Brooklyn Brewery re-established the association between the borough and beer when it opened in 1986, though it has the vast majority of its production in Utica. But for the past few years it has been trying to find a location in the borough so it can triple its local production, bottling beer as well as brewing draft beer, which it has been doing at a plant in Williamsburg since 1996.
Steve Hindy, the company’s president, so far has been unable to find affordable property but said he has been offered spaces outside the city by “every real estate broker east of the Mississippi.”
Greenpoint Beer Works in Clinton Hill, which has mainly brewed for the Heartland Brewery restaurants since it opened in 2003, started its own line of craft beers, Kelso of Brooklyn, two years ago. Named for the brewmaster, Kelly Taylor, and his wife, Sonya Giacobbe, it accounts for just five percent of the brew house’s output — about 500 barrels a year, double what it was a year ago.
Sixpoint’s growth in the borough has been the most rapid.
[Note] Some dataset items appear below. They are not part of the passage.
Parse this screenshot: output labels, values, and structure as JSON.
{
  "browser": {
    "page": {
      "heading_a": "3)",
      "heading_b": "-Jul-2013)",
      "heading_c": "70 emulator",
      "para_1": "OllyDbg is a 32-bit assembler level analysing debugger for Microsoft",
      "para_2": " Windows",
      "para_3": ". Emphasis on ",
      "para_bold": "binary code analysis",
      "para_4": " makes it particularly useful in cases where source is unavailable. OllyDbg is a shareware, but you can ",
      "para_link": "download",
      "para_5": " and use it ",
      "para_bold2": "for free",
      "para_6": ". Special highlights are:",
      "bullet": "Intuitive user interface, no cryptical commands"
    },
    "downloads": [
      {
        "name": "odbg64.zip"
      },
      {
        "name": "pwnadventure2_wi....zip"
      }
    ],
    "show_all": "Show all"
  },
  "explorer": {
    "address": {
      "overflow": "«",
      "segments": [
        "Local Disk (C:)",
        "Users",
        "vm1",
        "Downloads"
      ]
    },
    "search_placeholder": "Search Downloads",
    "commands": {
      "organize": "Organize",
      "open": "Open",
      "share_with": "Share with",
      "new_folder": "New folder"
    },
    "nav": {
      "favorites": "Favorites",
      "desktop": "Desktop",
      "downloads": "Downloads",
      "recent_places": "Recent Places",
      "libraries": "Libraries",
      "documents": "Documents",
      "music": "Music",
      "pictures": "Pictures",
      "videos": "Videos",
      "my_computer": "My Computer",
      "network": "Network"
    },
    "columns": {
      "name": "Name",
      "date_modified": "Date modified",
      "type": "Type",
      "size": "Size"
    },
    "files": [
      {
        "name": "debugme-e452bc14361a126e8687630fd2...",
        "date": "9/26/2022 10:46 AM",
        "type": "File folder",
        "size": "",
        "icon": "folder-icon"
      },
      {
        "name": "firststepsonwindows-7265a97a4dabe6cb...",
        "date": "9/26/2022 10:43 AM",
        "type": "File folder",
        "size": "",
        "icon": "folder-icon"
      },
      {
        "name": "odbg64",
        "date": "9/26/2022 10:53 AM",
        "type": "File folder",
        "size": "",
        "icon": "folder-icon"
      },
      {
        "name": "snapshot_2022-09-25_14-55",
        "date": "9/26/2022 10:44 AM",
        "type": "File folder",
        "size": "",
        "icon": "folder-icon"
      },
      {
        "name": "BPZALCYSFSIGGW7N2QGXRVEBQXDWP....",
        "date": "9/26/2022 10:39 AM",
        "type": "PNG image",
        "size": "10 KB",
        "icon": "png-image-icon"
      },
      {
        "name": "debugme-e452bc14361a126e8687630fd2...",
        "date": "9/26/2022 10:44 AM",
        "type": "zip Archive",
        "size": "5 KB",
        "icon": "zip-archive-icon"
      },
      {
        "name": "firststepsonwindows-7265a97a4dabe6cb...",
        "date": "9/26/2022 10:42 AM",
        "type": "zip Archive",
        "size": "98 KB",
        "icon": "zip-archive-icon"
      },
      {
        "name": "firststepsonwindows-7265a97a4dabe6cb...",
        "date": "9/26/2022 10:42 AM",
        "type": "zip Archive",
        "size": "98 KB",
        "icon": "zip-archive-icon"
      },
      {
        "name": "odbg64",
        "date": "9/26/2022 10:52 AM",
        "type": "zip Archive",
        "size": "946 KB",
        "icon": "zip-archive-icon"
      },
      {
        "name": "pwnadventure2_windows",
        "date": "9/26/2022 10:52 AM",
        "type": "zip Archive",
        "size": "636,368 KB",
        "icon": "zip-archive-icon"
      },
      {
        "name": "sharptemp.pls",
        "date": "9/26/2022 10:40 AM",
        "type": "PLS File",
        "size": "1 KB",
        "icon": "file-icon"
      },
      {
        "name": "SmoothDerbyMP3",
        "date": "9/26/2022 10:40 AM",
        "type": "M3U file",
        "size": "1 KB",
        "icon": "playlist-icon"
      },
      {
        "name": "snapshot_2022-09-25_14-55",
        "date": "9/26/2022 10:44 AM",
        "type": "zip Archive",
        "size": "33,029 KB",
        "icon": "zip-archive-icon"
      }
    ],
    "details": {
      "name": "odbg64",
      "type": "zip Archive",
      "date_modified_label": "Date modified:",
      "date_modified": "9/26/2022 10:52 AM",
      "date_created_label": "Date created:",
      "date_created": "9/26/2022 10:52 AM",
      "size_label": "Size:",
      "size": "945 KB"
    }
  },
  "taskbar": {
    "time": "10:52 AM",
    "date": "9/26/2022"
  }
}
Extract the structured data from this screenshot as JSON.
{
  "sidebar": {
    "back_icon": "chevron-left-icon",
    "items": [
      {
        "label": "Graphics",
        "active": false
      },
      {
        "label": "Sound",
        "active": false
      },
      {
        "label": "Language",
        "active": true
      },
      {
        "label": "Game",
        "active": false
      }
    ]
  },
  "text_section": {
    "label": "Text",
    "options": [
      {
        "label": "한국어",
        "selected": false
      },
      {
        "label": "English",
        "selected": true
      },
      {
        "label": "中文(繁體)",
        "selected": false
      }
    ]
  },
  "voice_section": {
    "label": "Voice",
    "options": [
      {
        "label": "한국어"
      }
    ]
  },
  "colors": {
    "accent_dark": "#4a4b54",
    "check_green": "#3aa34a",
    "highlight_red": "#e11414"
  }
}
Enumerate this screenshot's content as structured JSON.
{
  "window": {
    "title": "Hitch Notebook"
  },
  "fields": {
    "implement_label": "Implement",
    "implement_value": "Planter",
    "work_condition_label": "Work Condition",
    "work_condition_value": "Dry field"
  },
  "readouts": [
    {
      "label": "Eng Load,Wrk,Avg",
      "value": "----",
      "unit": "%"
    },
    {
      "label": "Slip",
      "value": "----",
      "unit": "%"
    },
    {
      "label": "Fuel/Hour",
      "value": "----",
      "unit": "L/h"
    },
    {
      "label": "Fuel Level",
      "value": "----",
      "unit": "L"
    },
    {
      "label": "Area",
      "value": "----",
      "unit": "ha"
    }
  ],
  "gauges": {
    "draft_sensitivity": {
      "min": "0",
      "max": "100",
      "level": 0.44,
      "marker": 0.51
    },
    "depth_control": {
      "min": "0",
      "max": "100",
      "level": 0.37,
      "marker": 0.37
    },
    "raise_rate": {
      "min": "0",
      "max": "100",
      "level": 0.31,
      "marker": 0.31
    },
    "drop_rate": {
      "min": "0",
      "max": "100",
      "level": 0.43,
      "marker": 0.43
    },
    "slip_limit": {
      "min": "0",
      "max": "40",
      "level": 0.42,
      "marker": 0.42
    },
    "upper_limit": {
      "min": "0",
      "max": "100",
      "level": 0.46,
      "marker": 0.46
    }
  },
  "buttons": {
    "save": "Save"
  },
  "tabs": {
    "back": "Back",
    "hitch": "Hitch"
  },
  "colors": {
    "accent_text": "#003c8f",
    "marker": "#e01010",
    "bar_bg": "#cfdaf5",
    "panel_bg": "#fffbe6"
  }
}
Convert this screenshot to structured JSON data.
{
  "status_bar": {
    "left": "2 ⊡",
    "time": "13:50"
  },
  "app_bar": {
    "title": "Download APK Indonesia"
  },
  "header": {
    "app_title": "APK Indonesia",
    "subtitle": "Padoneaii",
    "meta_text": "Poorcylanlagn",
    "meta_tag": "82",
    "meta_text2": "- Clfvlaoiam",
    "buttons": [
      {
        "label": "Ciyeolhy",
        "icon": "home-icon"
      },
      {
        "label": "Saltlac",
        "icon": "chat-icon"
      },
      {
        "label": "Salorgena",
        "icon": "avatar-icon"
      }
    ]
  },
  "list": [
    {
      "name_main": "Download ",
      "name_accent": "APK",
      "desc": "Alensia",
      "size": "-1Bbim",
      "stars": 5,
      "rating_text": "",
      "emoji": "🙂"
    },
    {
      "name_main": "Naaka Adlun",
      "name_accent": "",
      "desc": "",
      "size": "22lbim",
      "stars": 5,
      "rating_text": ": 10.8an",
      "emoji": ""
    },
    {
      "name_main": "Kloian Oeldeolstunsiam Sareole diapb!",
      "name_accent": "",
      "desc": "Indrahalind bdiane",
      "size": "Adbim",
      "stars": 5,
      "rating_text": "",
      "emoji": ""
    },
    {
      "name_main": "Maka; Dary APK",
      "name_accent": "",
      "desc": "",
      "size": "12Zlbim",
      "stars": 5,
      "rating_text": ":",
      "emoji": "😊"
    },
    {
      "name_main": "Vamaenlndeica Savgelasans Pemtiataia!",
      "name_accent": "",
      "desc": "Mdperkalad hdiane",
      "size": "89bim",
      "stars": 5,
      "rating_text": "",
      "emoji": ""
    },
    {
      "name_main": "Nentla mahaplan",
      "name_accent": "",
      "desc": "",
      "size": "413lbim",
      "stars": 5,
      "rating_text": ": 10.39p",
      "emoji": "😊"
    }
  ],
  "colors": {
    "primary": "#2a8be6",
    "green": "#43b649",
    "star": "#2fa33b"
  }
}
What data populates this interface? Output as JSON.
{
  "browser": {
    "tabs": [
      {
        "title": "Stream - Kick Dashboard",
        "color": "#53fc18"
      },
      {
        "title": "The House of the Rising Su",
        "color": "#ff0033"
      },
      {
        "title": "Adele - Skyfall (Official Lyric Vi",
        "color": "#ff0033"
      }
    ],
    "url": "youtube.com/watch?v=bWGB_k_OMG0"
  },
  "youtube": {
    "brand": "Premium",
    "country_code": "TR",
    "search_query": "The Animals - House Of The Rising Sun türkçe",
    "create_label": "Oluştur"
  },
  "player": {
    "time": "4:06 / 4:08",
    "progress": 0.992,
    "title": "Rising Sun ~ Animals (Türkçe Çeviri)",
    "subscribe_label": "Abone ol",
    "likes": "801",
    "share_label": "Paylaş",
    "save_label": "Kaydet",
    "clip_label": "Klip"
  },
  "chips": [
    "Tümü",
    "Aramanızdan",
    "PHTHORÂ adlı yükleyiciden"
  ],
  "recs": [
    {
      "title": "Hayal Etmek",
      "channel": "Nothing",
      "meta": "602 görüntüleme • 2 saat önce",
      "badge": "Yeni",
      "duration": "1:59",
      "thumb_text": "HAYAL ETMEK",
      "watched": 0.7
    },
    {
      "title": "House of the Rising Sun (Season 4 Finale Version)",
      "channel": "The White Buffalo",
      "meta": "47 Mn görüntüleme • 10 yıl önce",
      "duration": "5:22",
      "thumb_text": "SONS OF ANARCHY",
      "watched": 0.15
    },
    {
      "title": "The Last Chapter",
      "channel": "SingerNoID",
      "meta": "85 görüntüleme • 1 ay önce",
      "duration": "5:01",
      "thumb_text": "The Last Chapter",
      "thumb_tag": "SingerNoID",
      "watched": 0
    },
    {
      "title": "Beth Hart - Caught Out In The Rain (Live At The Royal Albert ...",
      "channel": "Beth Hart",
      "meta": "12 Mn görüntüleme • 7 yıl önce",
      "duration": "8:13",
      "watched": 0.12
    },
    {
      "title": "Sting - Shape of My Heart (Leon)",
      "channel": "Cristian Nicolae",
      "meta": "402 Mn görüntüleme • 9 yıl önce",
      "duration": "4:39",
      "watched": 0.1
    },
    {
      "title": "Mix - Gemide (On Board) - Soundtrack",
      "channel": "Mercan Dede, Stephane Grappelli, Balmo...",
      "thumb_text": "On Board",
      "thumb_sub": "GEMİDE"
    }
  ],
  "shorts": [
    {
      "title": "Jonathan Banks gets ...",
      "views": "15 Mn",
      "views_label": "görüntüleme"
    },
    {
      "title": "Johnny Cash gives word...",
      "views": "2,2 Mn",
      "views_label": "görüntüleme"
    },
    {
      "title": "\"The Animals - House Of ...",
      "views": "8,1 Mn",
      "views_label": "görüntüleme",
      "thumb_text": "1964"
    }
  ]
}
Its sales have doubled every year since it started in 2004 with a dozen customers. (It even contracts out some brewing to Greenpoint.) Some 300 bars and restaurants in New York now pour beers from the Sixpoint lineup: Sweet Action, Brownstone Ale, Righteous Rye.
One of the brewery’s hallmarks is a constant flow of experiments, expressions of the brewers’ hobbyist verve that are still feasible because of its small scale. In its four years, Sixpoint has produced 40 different beers, some only once.
Its beers are a staple at beer lovers’ haunts like Barcade in Williamsburg and Jimmy’s No. 43 in the East Village. Gramercy Tavern pours Sixpoint, and Lil’ Frankie’s in the East Village has a pale ale custom-made to suit its pizza. The roster has recently grown to include a dozen bars in New Jersey and about 30 in Massachusetts. At Bierkraft, in Park Slope, where draft beer is sold by the half-gallon growler jug, “every third person who walks in the door asks for Sixpoint,” according to Ben Granger, an owner. It’s the top-selling draft beer at Whole Foods on Houston Street, too, with over 200 growlers sold in an average week.
For Mr. Welch, who moved to New York from Wisconsin, situating Sixpoint in Brooklyn was a deliberate choice.
“We weren’t able to identify any other place in the country that we thought would be as receptive to the type of beers we wanted to make,” he said. “Brooklyn had a history of producing beautiful handcrafted stuff, and it was having a creative renaissance.”
If there’s a unifying character among the various Sixpoint beers, he said, it would arise from “the positive attitudes of the people who work here.” Or it could be the house strain of yeast, a fast-acting agent called 007 that quickly ferments the sugars in the malt, yielding potent brews, and then settles out easily when it has done its work, so there is no need to filter the beers for clarity.
The 007 also accentuates the flavor of hops, like Sixpoint’s favored citrusy Yakima breeds. As a result, Sixpoint beers are quite hoppy. To compensate, beers such as Sweet Action start with a complement of sweeter malts. The mellow Brownstone ale uses 11 different malts, where most commercial beers get by on just a few.